Belge glaçon, film moitié muet, moitié esquimau, premier essai de cinéma pour un duo scénique d’outre-Quiévrain rejoint pour l’occasion par un habitué des plateaux. Introduit par une Esquimaude (Lucy Tulugarjuk de son joli nom), le film impose tout de suite son chemin, qui le mène à recevoir deux adjectifs/compliments, d’un côté burlesque, de l’autre poétique. Méfiance alors, ces deux termes si beaux mais si fragiles on sait bien qu’il ne faut pas les chercher. Les chercher c’est tricher. Les trouver, in fine, c’est rare et heureux. Enfin quoi, L’Iceberg suit son bonhomme de chemin. D’abord Fiona se fait enfermer par mégarde toute une nuit dans la chambre froide du fast-food qu’elle manage.
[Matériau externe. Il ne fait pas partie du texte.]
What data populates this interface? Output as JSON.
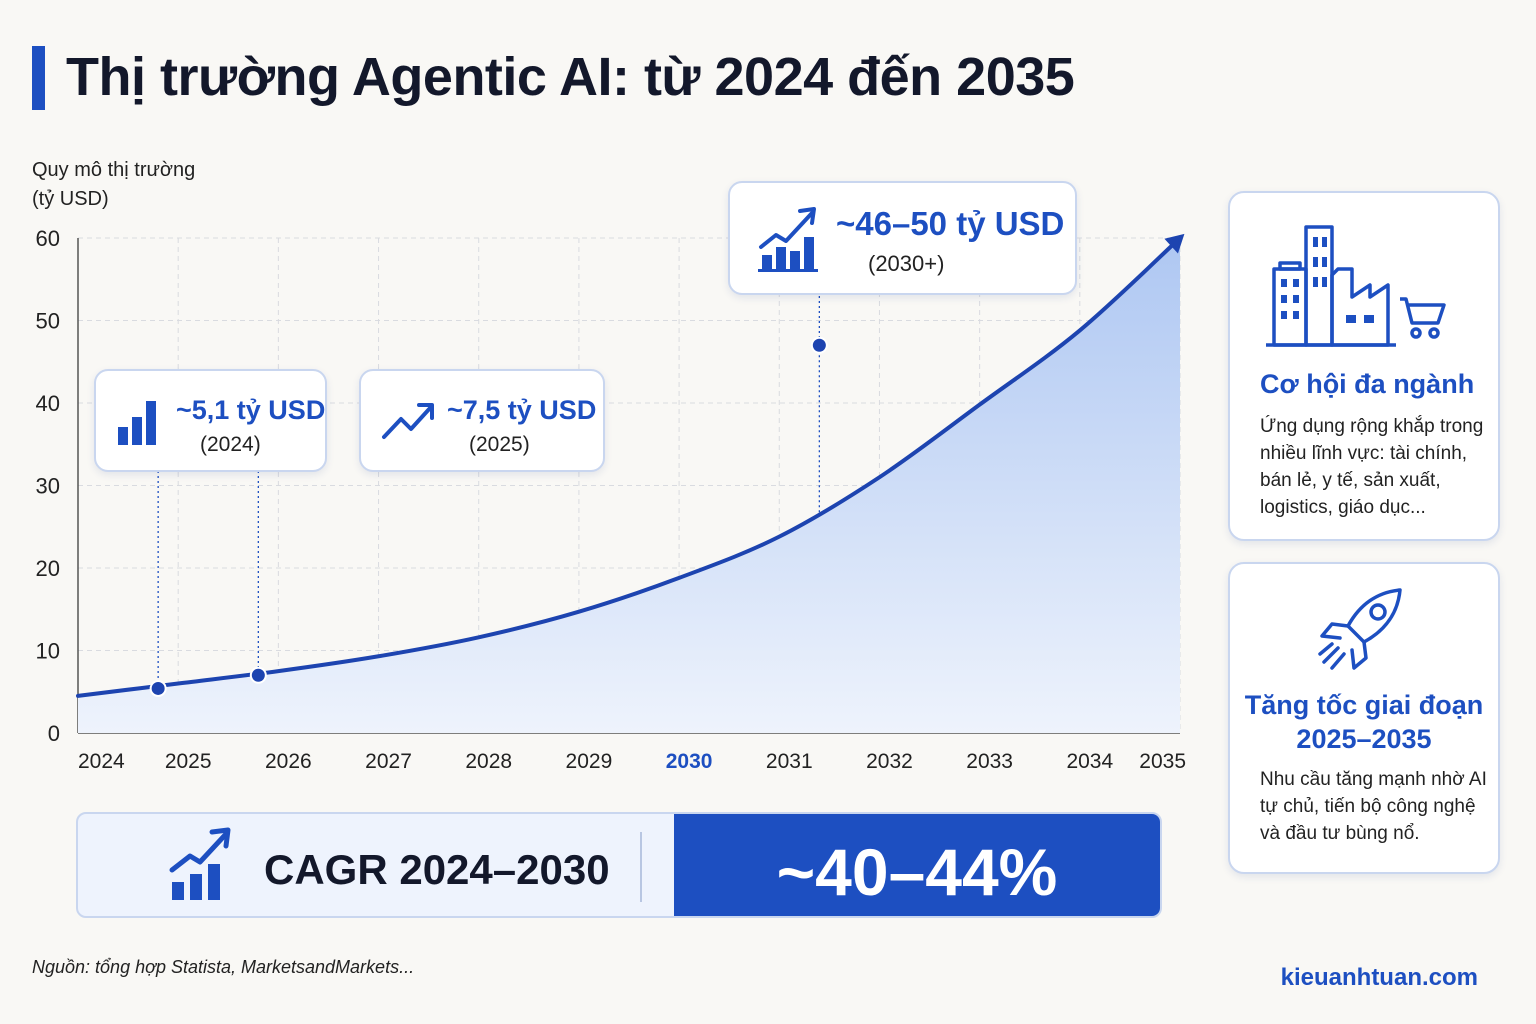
{
  "title": "Thị trường Agentic AI: từ 2024 đến 2035",
  "ylabel_lines": [
    "Quy mô thị trường",
    "(tỷ USD)"
  ],
  "chart_data": {
    "type": "area",
    "title": "Thị trường Agentic AI: từ 2024 đến 2035",
    "ylabel": "Quy mô thị trường (tỷ USD)",
    "xlabel": "",
    "ylim": [
      0,
      60
    ],
    "xlim": [
      2024,
      2035
    ],
    "yticks": [
      0,
      10,
      20,
      30,
      40,
      50,
      60
    ],
    "xticks": [
      "2024",
      "2025",
      "2026",
      "2027",
      "2028",
      "2029",
      "2030",
      "2031",
      "2032",
      "2033",
      "2034",
      "2035"
    ],
    "highlight_tick": "2030",
    "grid": true,
    "series": [
      {
        "x": [
          2024,
          2025,
          2026,
          2027,
          2028,
          2029,
          2030,
          2031,
          2032,
          2033,
          2034,
          2035
        ],
        "y": [
          4.5,
          6.0,
          7.5,
          9.3,
          11.6,
          14.7,
          18.8,
          23.8,
          31.0,
          39.8,
          48.8,
          60.0
        ]
      }
    ],
    "markers": [
      {
        "x": 2024.8,
        "y": 5.4
      },
      {
        "x": 2025.8,
        "y": 7.0
      },
      {
        "x": 2031.4,
        "y": 47
      }
    ],
    "annotations": [
      {
        "value": "~5,1 tỷ USD",
        "period": "(2024)",
        "icon": "bar-chart-icon"
      },
      {
        "value": "~7,5 tỷ USD",
        "period": "(2025)",
        "icon": "trend-up-icon"
      },
      {
        "value": "~46–50 tỷ USD",
        "period": "(2030+)",
        "icon": "growth-chart-icon"
      }
    ]
  },
  "cagr": {
    "label": "CAGR 2024–2030",
    "value": "~40–44%",
    "icon": "growth-chart-icon"
  },
  "side_cards": [
    {
      "icon": "industry-buildings-cart-icon",
      "title": "Cơ hội đa ngành",
      "lines": [
        "Ứng dụng rộng khắp trong",
        "nhiều lĩnh vực: tài chính,",
        "bán lẻ, y tế, sản xuất,",
        "logistics, giáo dục..."
      ]
    },
    {
      "icon": "rocket-icon",
      "title_lines": [
        "Tăng tốc giai đoạn",
        "2025–2035"
      ],
      "lines": [
        "Nhu cầu tăng mạnh nhờ AI",
        "tự chủ, tiến bộ công nghệ",
        "và đầu tư bùng nổ."
      ]
    }
  ],
  "source": "Nguồn: tổng hợp Statista, MarketsandMarkets...",
  "site": "kieuanhtuan.com",
  "colors": {
    "accent": "#1d4fc1",
    "text": "#13182b",
    "background": "#f9f8f5",
    "card_border": "#c9d6ef"
  }
}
Elle en sort au petit matin transformée, prise d’une irrépressible envie d’aller au nord, toucher les glaçons, caresser les icebergs. Fiona quitte mari maigrichon et enfants disciplinés, direction le pôle et en chemin elle rencontre un marin chevelu autant que sourd, autant que muet, qui l’emmène -tandis que le mari suit, poursuit, court.

Burlesque glaglagla : personnages gringalets et taiseux, qu’on dirait pareils à des toutous sortant du bain, et dont les gestes semblent empruntés à la secrétaire de Plastac, l’usine de Mr Arpel. Tati nous y voilà, on sent bien que les auteurs-réalisateurs vénèrent autant le réalisateur de Playtime que le slapstick, et que leur film tente l’anachronisme de se ranger dans cette catégorie-là. Importée du théâtre, recasée dans des plans fixes, leur pratique du gag est parfaitement convaincante – ou plutôt elle est sans faute, sans tache. Elle est compressée au format cinéma, input / output, et forcément quelque chose cloche dans le transfert.

Un film belge, un film burlesque à l’ancienne, vieillot, silent movie qui se moque des modes et où l’art du gag est l’objet de toutes les attentions, c’est trop rare pour n’être pas félicité, direz-vous. Certes, mais c’est aussi l’immédiate limite que le film pose et se pose : cette congélation du burlesque dans des cadres exclusivement fixes. Un plan fixe, un gag. Raccord. Un autre plan fixe, un autre gag. C’est du cinéma Findus qui ressemble trop à une photo de berger allemand dans un cadre marron suspendu à côté de la pendule, chez Mémé. Les réalisateurs respectent trop le genre burlesque, le figent ? Ce n’est pas très grave, d’accord (quoique : un tantinet rance). La faiblesse la plus directement palpable, c’est juste que L’Iceberg a tout dit une fois exposé son système, et se contente de dérouler la série de ses trouvailles. C’est juste se tromper sur ce que demande le cinéma, quand on l’approche : non ce respect, ce préjugé qui veut que pour faire sérieux, pour faire cinéma, il faut en passer par une certaine ascèse formelle. Que le cinéma demande rétribution à qui l’approche, péage qui se monnaie en grammaire de forme dure, non tordue.